Whether these conditions of heat would produce, or were likely to produce, heat prostration, the finding does not state. Nor does it state the usual symptoms of a sudden and acute form of this disease, nor that Louth had any of these symptoms, unless coma and headache be symptoms. Evidently the commissioner and the court were of the opinion that all that it was necessary to state in the finding was the fact that the death was due to heat exhaustion, without giving the subordinate facts from which this conclusion of fact could be tested.

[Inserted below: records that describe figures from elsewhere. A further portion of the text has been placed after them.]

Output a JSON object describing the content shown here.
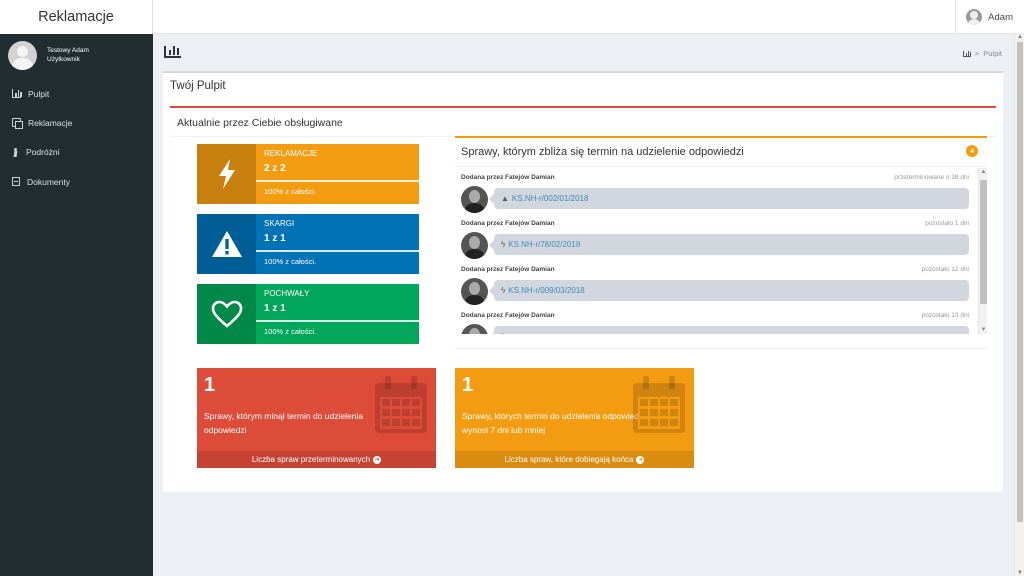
{
  "app": {
    "brand": "Reklamacje"
  },
  "topbar": {
    "user_name": "Adam"
  },
  "sidebar": {
    "user": {
      "name": "Testowy Adam",
      "role": "Użytkownik"
    },
    "items": [
      {
        "label": "Pulpit",
        "icon": "bar-chart-icon"
      },
      {
        "label": "Reklamacje",
        "icon": "copy-icon"
      },
      {
        "label": "Podróżni",
        "icon": "traveler-icon"
      },
      {
        "label": "Dokumenty",
        "icon": "file-icon"
      }
    ]
  },
  "breadcrumb": {
    "current": "Pulpit",
    "separator": ">"
  },
  "dashboard": {
    "title": "Twój Pulpit",
    "section_title": "Aktualnie przez Ciebie obsługiwane",
    "info_boxes": [
      {
        "label": "REKLAMACJE",
        "count": "2 z 2",
        "description": "100% z całości.",
        "color": "#f39c12",
        "icon": "bolt-icon"
      },
      {
        "label": "SKARGI",
        "count": "1 z 1",
        "description": "100% z całości.",
        "color": "#0073b7",
        "icon": "warning-icon"
      },
      {
        "label": "POCHWAŁY",
        "count": "1 z 1",
        "description": "100% z całości.",
        "color": "#00a65a",
        "icon": "heart-icon"
      }
    ],
    "deadline": {
      "title": "Sprawy, którym zbliża się termin na udzielenie odpowiedzi",
      "badge": "4",
      "items": [
        {
          "sender": "Dodana przez Fatejów Damian",
          "time": "przeterminowane o 38 dni",
          "case": "KS.NH-r/002/01/2018",
          "icon": "warning-icon"
        },
        {
          "sender": "Dodana przez Fatejów Damian",
          "time": "pozostało 1 dni",
          "case": "KS.NH-r/78/02/2018",
          "icon": "bolt-icon"
        },
        {
          "sender": "Dodana przez Fatejów Damian",
          "time": "pozostało 12 dni",
          "case": "KS.NH-r/009/03/2018",
          "icon": "bolt-icon"
        },
        {
          "sender": "Dodana przez Fatejów Damian",
          "time": "pozostało 13 dni",
          "case": "",
          "icon": "bolt-icon"
        }
      ]
    },
    "small_boxes": [
      {
        "number": "1",
        "text": "Sprawy, którym minął termin do udzielenia odpowiedzi",
        "footer": "Liczba spraw przeterminowanych",
        "color": "#dd4b39"
      },
      {
        "number": "1",
        "text": "Sprawy, których termin do udzielenia odpowiedzi wynosi 7 dni lub mniej",
        "footer": "Liczba spraw, które dobiegają końca",
        "color": "#f39c12"
      }
    ]
  }
}
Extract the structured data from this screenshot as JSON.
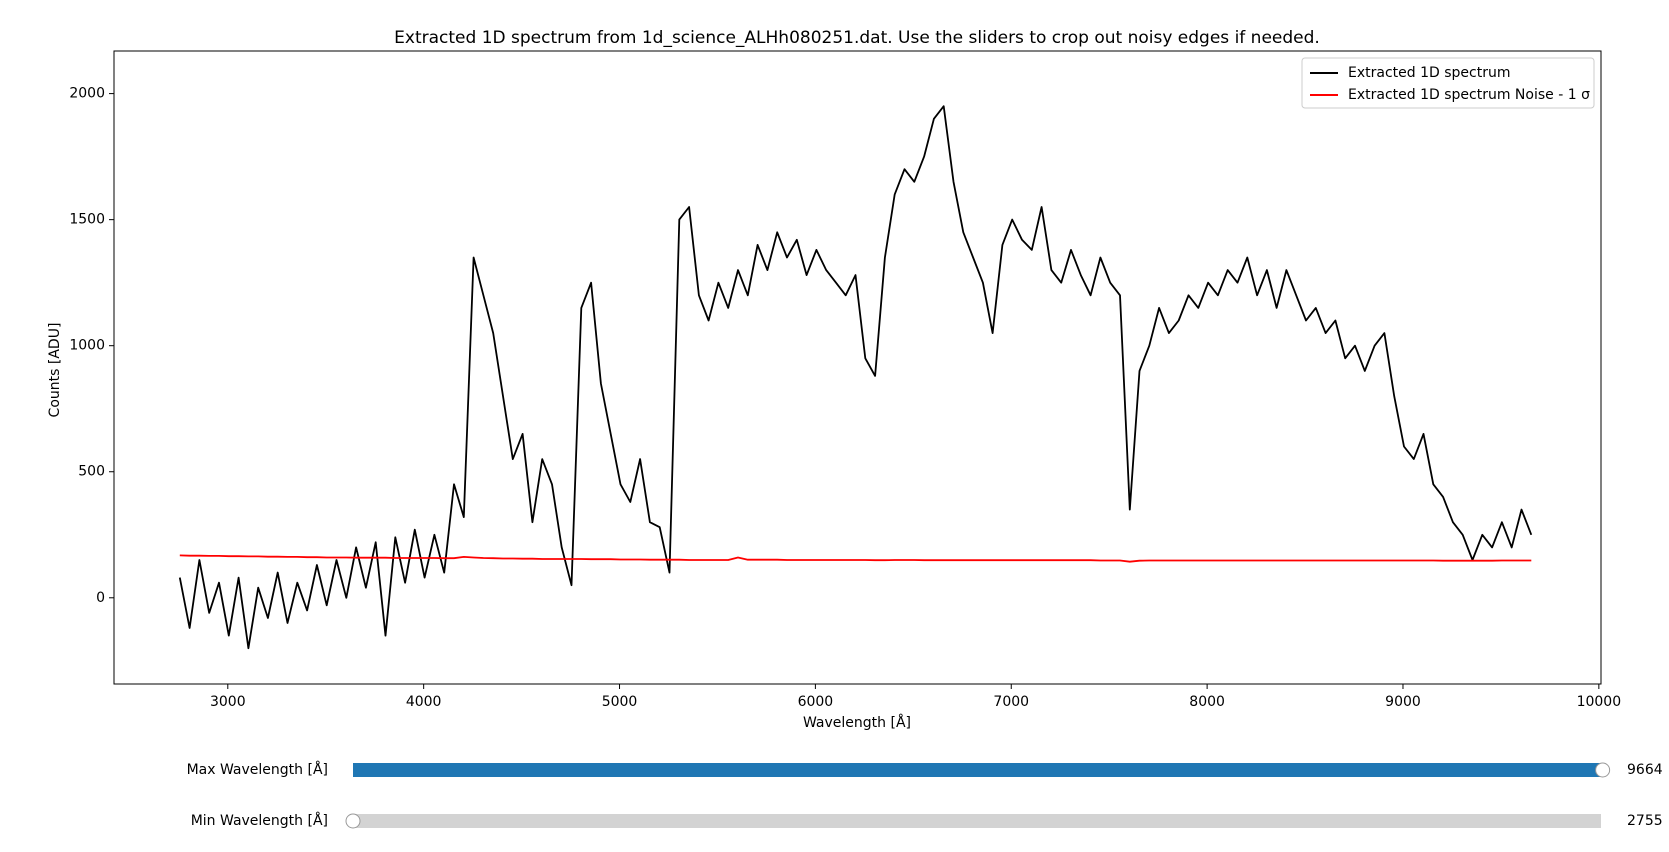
{
  "chart_data": {
    "type": "line",
    "title": "Extracted 1D spectrum from 1d_science_ALHh080251.dat. Use the sliders to crop out noisy edges if needed.",
    "x_label": "Wavelength [Å]",
    "y_label": "Counts [ADU]",
    "x": [
      2755,
      2805,
      2855,
      2905,
      2955,
      3005,
      3055,
      3105,
      3155,
      3205,
      3255,
      3305,
      3355,
      3405,
      3455,
      3505,
      3555,
      3605,
      3655,
      3705,
      3755,
      3805,
      3855,
      3905,
      3955,
      4005,
      4055,
      4105,
      4155,
      4205,
      4255,
      4305,
      4355,
      4405,
      4455,
      4505,
      4555,
      4605,
      4655,
      4705,
      4755,
      4805,
      4855,
      4905,
      4955,
      5005,
      5055,
      5105,
      5155,
      5205,
      5255,
      5305,
      5355,
      5405,
      5455,
      5505,
      5555,
      5605,
      5655,
      5705,
      5755,
      5805,
      5855,
      5905,
      5955,
      6005,
      6055,
      6105,
      6155,
      6205,
      6255,
      6305,
      6355,
      6405,
      6455,
      6505,
      6555,
      6605,
      6655,
      6705,
      6755,
      6805,
      6855,
      6905,
      6955,
      7005,
      7055,
      7105,
      7155,
      7205,
      7255,
      7305,
      7355,
      7405,
      7455,
      7505,
      7555,
      7605,
      7655,
      7705,
      7755,
      7805,
      7855,
      7905,
      7955,
      8005,
      8055,
      8105,
      8155,
      8205,
      8255,
      8305,
      8355,
      8405,
      8455,
      8505,
      8555,
      8605,
      8655,
      8705,
      8755,
      8805,
      8855,
      8905,
      8955,
      9005,
      9055,
      9105,
      9155,
      9205,
      9255,
      9305,
      9355,
      9405,
      9455,
      9505,
      9555,
      9605,
      9655
    ],
    "series": [
      {
        "name": "Extracted 1D spectrum",
        "color": "#000000",
        "values": [
          80,
          -120,
          150,
          -60,
          60,
          -150,
          80,
          -200,
          40,
          -80,
          100,
          -100,
          60,
          -50,
          130,
          -30,
          150,
          0,
          200,
          40,
          220,
          -150,
          240,
          60,
          270,
          80,
          250,
          100,
          450,
          320,
          1350,
          1200,
          1050,
          800,
          550,
          650,
          300,
          550,
          450,
          200,
          50,
          1150,
          1250,
          850,
          650,
          450,
          380,
          550,
          300,
          280,
          100,
          1500,
          1550,
          1200,
          1100,
          1250,
          1150,
          1300,
          1200,
          1400,
          1300,
          1450,
          1350,
          1420,
          1280,
          1380,
          1300,
          1250,
          1200,
          1280,
          950,
          880,
          1350,
          1600,
          1700,
          1650,
          1750,
          1900,
          1950,
          1650,
          1450,
          1350,
          1250,
          1050,
          1400,
          1500,
          1420,
          1380,
          1550,
          1300,
          1250,
          1380,
          1280,
          1200,
          1350,
          1250,
          1200,
          350,
          900,
          1000,
          1150,
          1050,
          1100,
          1200,
          1150,
          1250,
          1200,
          1300,
          1250,
          1350,
          1200,
          1300,
          1150,
          1300,
          1200,
          1100,
          1150,
          1050,
          1100,
          950,
          1000,
          900,
          1000,
          1050,
          800,
          600,
          550,
          650,
          450,
          400,
          300,
          250,
          150,
          250,
          200,
          300,
          200,
          350,
          250
        ]
      },
      {
        "name": "Extracted 1D spectrum Noise - 1 σ",
        "color": "#ff0000",
        "values": [
          168,
          167,
          167,
          166,
          166,
          165,
          165,
          164,
          164,
          163,
          163,
          162,
          162,
          161,
          161,
          160,
          160,
          160,
          159,
          159,
          159,
          159,
          158,
          158,
          158,
          158,
          158,
          157,
          157,
          162,
          160,
          158,
          157,
          156,
          156,
          155,
          155,
          154,
          154,
          154,
          154,
          154,
          153,
          153,
          153,
          152,
          152,
          152,
          151,
          151,
          151,
          151,
          150,
          150,
          150,
          150,
          150,
          160,
          151,
          151,
          151,
          151,
          150,
          150,
          150,
          150,
          150,
          150,
          150,
          150,
          150,
          149,
          149,
          150,
          150,
          150,
          149,
          149,
          149,
          149,
          149,
          149,
          149,
          149,
          149,
          149,
          149,
          149,
          149,
          149,
          149,
          149,
          149,
          149,
          148,
          148,
          148,
          143,
          147,
          148,
          148,
          148,
          148,
          148,
          148,
          148,
          148,
          148,
          148,
          148,
          148,
          148,
          148,
          148,
          148,
          148,
          148,
          148,
          148,
          148,
          148,
          148,
          148,
          148,
          148,
          148,
          148,
          148,
          148,
          147,
          147,
          147,
          147,
          147,
          147,
          148,
          148,
          148,
          148
        ]
      }
    ],
    "xlim": [
      2419,
      10011
    ],
    "ylim": [
      -342,
      2169
    ],
    "xticks": [
      3000,
      4000,
      5000,
      6000,
      7000,
      8000,
      9000,
      10000
    ],
    "yticks": [
      0,
      500,
      1000,
      1500,
      2000
    ],
    "legend": "upper right"
  },
  "sliders": [
    {
      "label": "Max Wavelength [Å]",
      "value": 9664,
      "color": "#1f77b4"
    },
    {
      "label": "Min Wavelength [Å]",
      "value": 2755,
      "color": "#1f77b4"
    }
  ]
}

In determining the errors assigned in the refusal to allow the motion to correct, we were required to read with care the evidence, being all of the evidence offered before the commissioner. It is evident that the commissioner accepted, as he had the right to do, the medical testimony offered by the plaintiff rather than that offered by the defendants. The cause of heat prostration, the ordinary symptoms present in this disease, and those present in this case, the absence of any other cause of death than the heat prostration, in short, the grounds of the opinion of the medical experts offered by the plaintiff, were all covered in their testimony. If the commissioner accepted their conclusion as to the cause of death, and had included the grounds of their opinion in his finding, his conclusion *463
based on his finding as thus made would have amply supported his ultimate conclusion that the death of Louth did arise out of and in the course of his employment. The subordinate facts must support this conclusion. We cannot find facts from evidence. We may correct a finding if it appears that it does not present the questions of law decided by the trial court, or that material facts have been found without evidence, or proved and not found. General Statutes, § 5831. We are then passing on errors of law made by the trial court, and not finding facts as such. The questions arising on appeal to us in compensation cases are often exceedingly close and not infrequently dependent for solution upon the finding of the commissioner. Cases which are likely to reach the Superior Court should be presented to the commissioner with the same care counsel would exercise in presenting a case of moment to the Superior Court, and the finding of the commissioner should be made with the utmost fairness and care. The finding before us has the merit of orderly compactness; it is, as we have said, somewhat abbreviated, due evidently to a misconception of the commissioner as to the need of incorporating the subordinate facts from which the conclusion of the ultimate fact of the cause of death was drawn. Without these facts, the subordinate facts do not legally or logically support the ultimate fact that the death of Louth arose out and in the course of his employment. Powers
v. Hotel Bond Co.,
There is error, the cause is remanded to the Superior Court with direction to sustain the appeal and return the case to the Commissioner for further action in adding to and correcting his finding in accordance with this opinion.
In this opinion the other judges concurred.